El polvo de hornear, también conocido como levadura química o levadura Royal, es un agente leudante esencial en repostería para hacer que las masas suban y queden esponjosas. Funciona mediante una reacción química entre sus componentes, sin necesidad de levaduras naturales. Si se te acaba, no te preocupes: como expertos en cocina, te mostramos sustitutos efectivos y probados que replican su efecto. Sigue esta guía práctica para no interrumpir tus recetas.
Soda o gaseosa
La soda o gaseosa (también llamada gasificante) es un sustituto directo. Viene en dos sobres: uno blanco con un acidulante como ácido cítrico, málico o tartárico, y otro azul con bicarbonato sódico. Al mezclarlos, generan gas que esponja la masa al hornearse, igual que el polvo de hornear. Se usa incluso en refrescos para las burbujas.

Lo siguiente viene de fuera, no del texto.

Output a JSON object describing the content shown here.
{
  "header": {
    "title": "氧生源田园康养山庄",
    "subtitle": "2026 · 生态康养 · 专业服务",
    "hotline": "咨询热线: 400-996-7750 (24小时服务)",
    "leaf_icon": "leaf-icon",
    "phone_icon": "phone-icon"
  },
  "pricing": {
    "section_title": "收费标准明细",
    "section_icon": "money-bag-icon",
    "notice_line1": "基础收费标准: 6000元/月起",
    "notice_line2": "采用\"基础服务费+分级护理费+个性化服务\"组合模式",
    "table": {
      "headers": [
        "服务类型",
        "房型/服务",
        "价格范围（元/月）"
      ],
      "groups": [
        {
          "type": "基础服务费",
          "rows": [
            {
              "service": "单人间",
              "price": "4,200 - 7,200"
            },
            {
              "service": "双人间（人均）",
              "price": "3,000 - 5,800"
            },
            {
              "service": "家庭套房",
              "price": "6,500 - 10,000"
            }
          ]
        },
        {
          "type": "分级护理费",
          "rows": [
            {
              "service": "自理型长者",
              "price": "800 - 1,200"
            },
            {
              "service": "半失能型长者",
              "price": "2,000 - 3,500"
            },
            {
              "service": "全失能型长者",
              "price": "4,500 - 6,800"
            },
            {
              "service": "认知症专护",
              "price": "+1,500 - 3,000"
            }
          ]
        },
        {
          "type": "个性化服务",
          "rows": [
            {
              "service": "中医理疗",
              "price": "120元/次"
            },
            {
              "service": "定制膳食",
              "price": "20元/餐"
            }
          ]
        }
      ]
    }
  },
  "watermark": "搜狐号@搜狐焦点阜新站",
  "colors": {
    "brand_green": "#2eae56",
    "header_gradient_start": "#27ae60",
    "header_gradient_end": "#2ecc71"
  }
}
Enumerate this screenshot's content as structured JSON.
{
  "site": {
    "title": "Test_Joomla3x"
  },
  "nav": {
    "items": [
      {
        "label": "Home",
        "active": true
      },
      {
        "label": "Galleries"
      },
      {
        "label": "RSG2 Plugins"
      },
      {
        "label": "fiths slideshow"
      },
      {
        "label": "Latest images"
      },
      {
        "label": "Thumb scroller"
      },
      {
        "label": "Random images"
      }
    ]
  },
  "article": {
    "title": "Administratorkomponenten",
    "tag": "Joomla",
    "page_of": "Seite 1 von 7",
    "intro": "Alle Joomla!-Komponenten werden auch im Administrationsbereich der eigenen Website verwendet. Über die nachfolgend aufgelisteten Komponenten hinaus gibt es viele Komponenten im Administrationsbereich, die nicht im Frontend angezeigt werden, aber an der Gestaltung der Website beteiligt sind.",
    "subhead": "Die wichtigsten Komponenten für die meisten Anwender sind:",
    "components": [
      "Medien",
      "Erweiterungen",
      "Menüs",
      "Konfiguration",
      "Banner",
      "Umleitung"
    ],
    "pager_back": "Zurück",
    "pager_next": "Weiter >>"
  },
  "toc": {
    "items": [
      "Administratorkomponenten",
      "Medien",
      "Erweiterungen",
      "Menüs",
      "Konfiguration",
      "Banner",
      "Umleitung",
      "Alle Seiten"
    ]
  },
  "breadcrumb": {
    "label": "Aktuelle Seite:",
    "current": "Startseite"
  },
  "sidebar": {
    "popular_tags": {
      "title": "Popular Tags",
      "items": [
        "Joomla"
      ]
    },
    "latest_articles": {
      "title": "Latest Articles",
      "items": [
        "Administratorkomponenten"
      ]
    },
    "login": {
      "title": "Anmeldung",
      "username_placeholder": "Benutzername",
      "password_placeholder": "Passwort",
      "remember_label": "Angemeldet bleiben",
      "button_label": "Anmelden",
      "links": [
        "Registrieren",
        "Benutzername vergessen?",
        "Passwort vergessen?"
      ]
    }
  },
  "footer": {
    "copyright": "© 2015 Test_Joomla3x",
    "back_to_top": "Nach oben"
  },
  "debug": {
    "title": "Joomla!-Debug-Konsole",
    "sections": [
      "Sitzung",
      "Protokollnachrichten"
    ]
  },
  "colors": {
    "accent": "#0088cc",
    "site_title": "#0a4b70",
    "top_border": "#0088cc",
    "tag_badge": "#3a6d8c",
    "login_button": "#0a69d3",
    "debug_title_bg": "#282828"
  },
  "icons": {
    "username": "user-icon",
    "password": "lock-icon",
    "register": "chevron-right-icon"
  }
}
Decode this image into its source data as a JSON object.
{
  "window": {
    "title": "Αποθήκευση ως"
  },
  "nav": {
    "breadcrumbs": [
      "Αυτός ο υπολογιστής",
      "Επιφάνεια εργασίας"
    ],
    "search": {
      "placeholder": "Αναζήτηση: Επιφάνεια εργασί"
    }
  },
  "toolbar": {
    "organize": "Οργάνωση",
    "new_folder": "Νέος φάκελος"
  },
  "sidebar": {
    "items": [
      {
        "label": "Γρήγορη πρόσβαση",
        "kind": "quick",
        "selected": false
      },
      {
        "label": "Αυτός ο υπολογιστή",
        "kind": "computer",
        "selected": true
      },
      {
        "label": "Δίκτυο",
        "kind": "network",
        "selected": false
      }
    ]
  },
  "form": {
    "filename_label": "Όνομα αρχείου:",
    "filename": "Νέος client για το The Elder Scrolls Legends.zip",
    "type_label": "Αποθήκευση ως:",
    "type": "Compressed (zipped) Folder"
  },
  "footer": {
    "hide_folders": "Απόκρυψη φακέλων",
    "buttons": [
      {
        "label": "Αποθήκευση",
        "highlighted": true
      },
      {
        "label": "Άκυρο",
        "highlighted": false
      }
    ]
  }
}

Cremor tártaro y bicarbonato de sodio
Común en cocinas latinoamericanas, el cremor tártaro combinado con bicarbonato es ideal. Para cada cucharada de polvo de hornear, usa:
- 2 partes de cremor tártaro
- 2 partes de bicarbonato sódico
- 1 parte de maicena o harina de maíz
Cerveza
Para rebozados y recetas saladas, sustituye por cerveza, fermentada con levaduras naturales. Añade un chorrito a la masa para que suba y quede crujiente al freír.